A number of pending requirements under the ACA should be noted. A summary of benefits and coverage must be provided to all group health plan participants, as well as to potential enrollees, beginning generally by the time of the first open enrollment period after September 23, 2012 and at specified times thereafter. Effective for 2012 (for provision to employees by January 31, 2013), employers filing at least 250 Forms W-2 must report on each employee’s Form W-2 the aggregate cost of employer-sponsored health coverage provided to the employee. The regulatory agencies have issued detailed guidance on these requirements, including the contents and permitted delivery methods for the summary of benefits and coverage, and how to calculate the aggregate cost of coverage for completing the Forms W-2.
Also imminent is a reduction, to $2,500, as the maximum amount employees may contribute to a flexible spending account. The limit is effective for plan years beginning after December 31, 2012, though employers have until the end of calendar year 2014 to amend their plan documents to reflect the new limit. Operational compliance for most plans, however, will typically entail modifying informational materials and administrative documents in time for the next open enrollment period.
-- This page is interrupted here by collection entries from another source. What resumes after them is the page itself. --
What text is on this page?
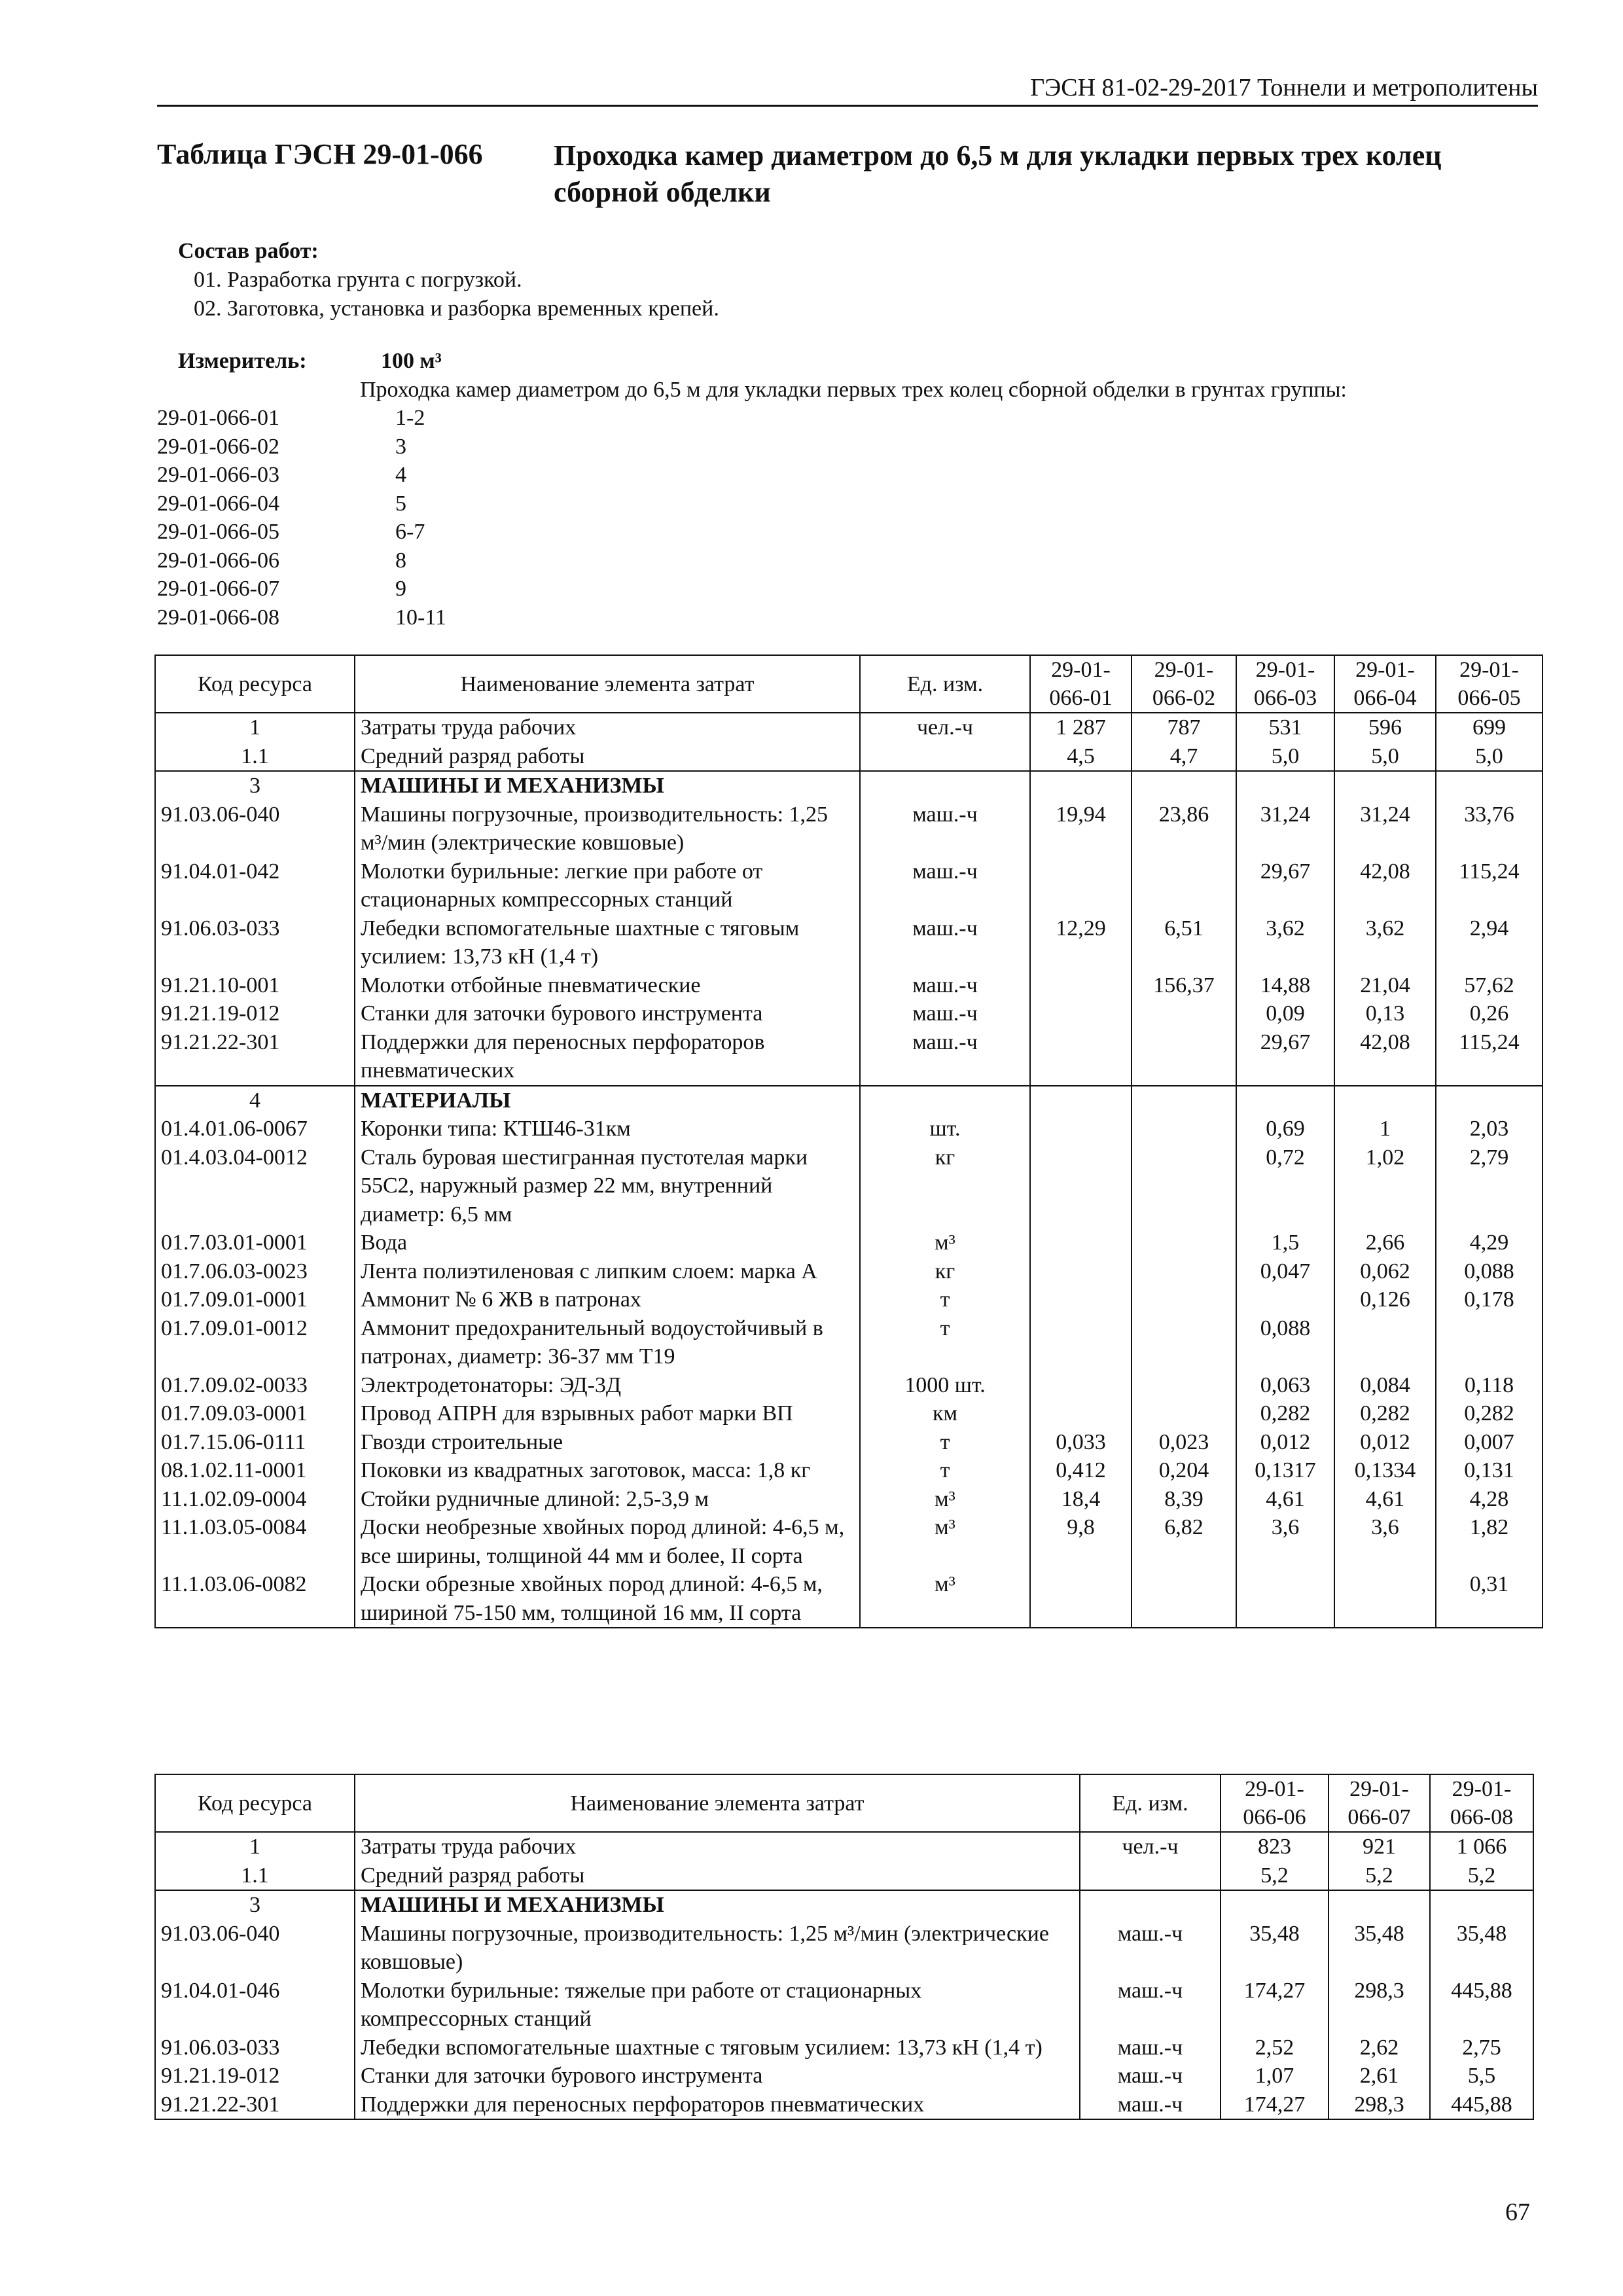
ГЭСН 81-02-29-2017 Тоннели и метрополитены
Таблица ГЭСН 29-01-066 Проходка камер диаметром до 6,5 м для укладки первых трех колец сборной обделки
Состав работ:
01. Разработка грунта с погрузкой.
02. Заготовка, установка и разборка временных крепей.
Измеритель:	100 м³
Проходка камер диаметром до 6,5 м для укладки первых трех колец сборной обделки в грунтах группы:
29-01-066-01	1-2
29-01-066-02	3
29-01-066-03	4
29-01-066-04	5
29-01-066-05	6-7
29-01-066-06	8
29-01-066-07	9
29-01-066-08	10-11
Код ресурса	Наименование элемента затрат	Ед. изм.	29-01-066-01	29-01-066-02	29-01-066-03	29-01-066-04	29-01-066-05
1	Затраты труда рабочих	чел.-ч	1 287	787	531	596	699
1.1	Средний разряд работы		4,5	4,7	5,0	5,0	5,0
3	МАШИНЫ И МЕХАНИЗМЫ						
91.03.06-040	Машины погрузочные, производительность: 1,25 м³/мин (электрические ковшовые)	маш.-ч	19,94	23,86	31,24	31,24	33,76
91.04.01-042	Молотки бурильные: легкие при работе от стационарных компрессорных станций	маш.-ч			29,67	42,08	115,24
91.06.03-033	Лебедки вспомогательные шахтные с тяговым усилием: 13,73 кН (1,4 т)	маш.-ч	12,29	6,51	3,62	3,62	2,94
91.21.10-001	Молотки отбойные пневматические	маш.-ч		156,37	14,88	21,04	57,62
91.21.19-012	Станки для заточки бурового инструмента	маш.-ч			0,09	0,13	0,26
91.21.22-301	Поддержки для переносных перфораторов пневматических	маш.-ч			29,67	42,08	115,24
4	МАТЕРИАЛЫ						
01.4.01.06-0067	Коронки типа: КТШ46-31км	шт.			0,69	1	2,03
01.4.03.04-0012	Сталь буровая шестигранная пустотелая марки 55С2, наружный размер 22 мм, внутренний диаметр: 6,5 мм	кг			0,72	1,02	2,79
01.7.03.01-0001	Вода	м³			1,5	2,66	4,29
01.7.06.03-0023	Лента полиэтиленовая с липким слоем: марка А	кг			0,047	0,062	0,088
01.7.09.01-0001	Аммонит № 6 ЖВ в патронах	т				0,126	0,178
01.7.09.01-0012	Аммонит предохранительный водоустойчивый в патронах, диаметр: 36-37 мм Т19	т			0,088		
01.7.09.02-0033	Электродетонаторы: ЭД-3Д	1000 шт.			0,063	0,084	0,118
01.7.09.03-0001	Провод АПРН для взрывных работ марки ВП	км			0,282	0,282	0,282
01.7.15.06-0111	Гвозди строительные	т	0,033	0,023	0,012	0,012	0,007
08.1.02.11-0001	Поковки из квадратных заготовок, масса: 1,8 кг	т	0,412	0,204	0,1317	0,1334	0,131
11.1.02.09-0004	Стойки рудничные длиной: 2,5-3,9 м	м³	18,4	8,39	4,61	4,61	4,28
11.1.03.05-0084	Доски необрезные хвойных пород длиной: 4-6,5 м, все ширины, толщиной 44 мм и более, II сорта	м³	9,8	6,82	3,6	3,6	1,82
11.1.03.06-0082	Доски обрезные хвойных пород длиной: 4-6,5 м, шириной 75-150 мм, толщиной 16 мм, II сорта	м³					0,31
Код ресурса	Наименование элемента затрат	Ед. изм.	29-01-066-06	29-01-066-07	29-01-066-08
1	Затраты труда рабочих	чел.-ч	823	921	1 066
1.1	Средний разряд работы		5,2	5,2	5,2
3	МАШИНЫ И МЕХАНИЗМЫ				
91.03.06-040	Машины погрузочные, производительность: 1,25 м³/мин (электрические ковшовые)	маш.-ч	35,48	35,48	35,48
91.04.01-046	Молотки бурильные: тяжелые при работе от стационарных компрессорных станций	маш.-ч	174,27	298,3	445,88
91.06.03-033	Лебедки вспомогательные шахтные с тяговым усилием: 13,73 кН (1,4 т)	маш.-ч	2,52	2,62	2,75
91.21.19-012	Станки для заточки бурового инструмента	маш.-ч	1,07	2,61	5,5
91.21.22-301	Поддержки для переносных перфораторов пневматических	маш.-ч	174,27	298,3	445,88
67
Related to these and to other provisions under the ACA, employers face a number of important decisions concerning the provision of health care coverage to their employees. For sponsors of grandfathered plans, the benefits of maintaining grandfathered status may become more significant, as nondiscrimination rules and certain health care quality reporting requirements from which these plans are exempt, come into effect. Certain ACA provisions impacting the health care insurance market may induce some smaller employers with insured plans to transition into self-insured arrangements. Employers will also evaluate whether to offer, or to continue to offer, group health insurance coverage in light of the pay or play rules.
Notwithstanding the possibility that the ACA or certain of its principal components may not survive long-term, employer sponsors of group health plans must actively manage their current compliance obligations and prepare for those requirements that will soon become effective. Certain of these requirements will involve communication and coordination with insurance carriers, stop loss providers and third party administrators, such that an appropriate amount of lead time should be permitted. In many cases, group health plan sponsors will benefit from consulting a professional advisor concerning their compliance obligations and their decision-making processes relative to the ACA’s many requirements and the law’s effects given the employer’s particular circumstances.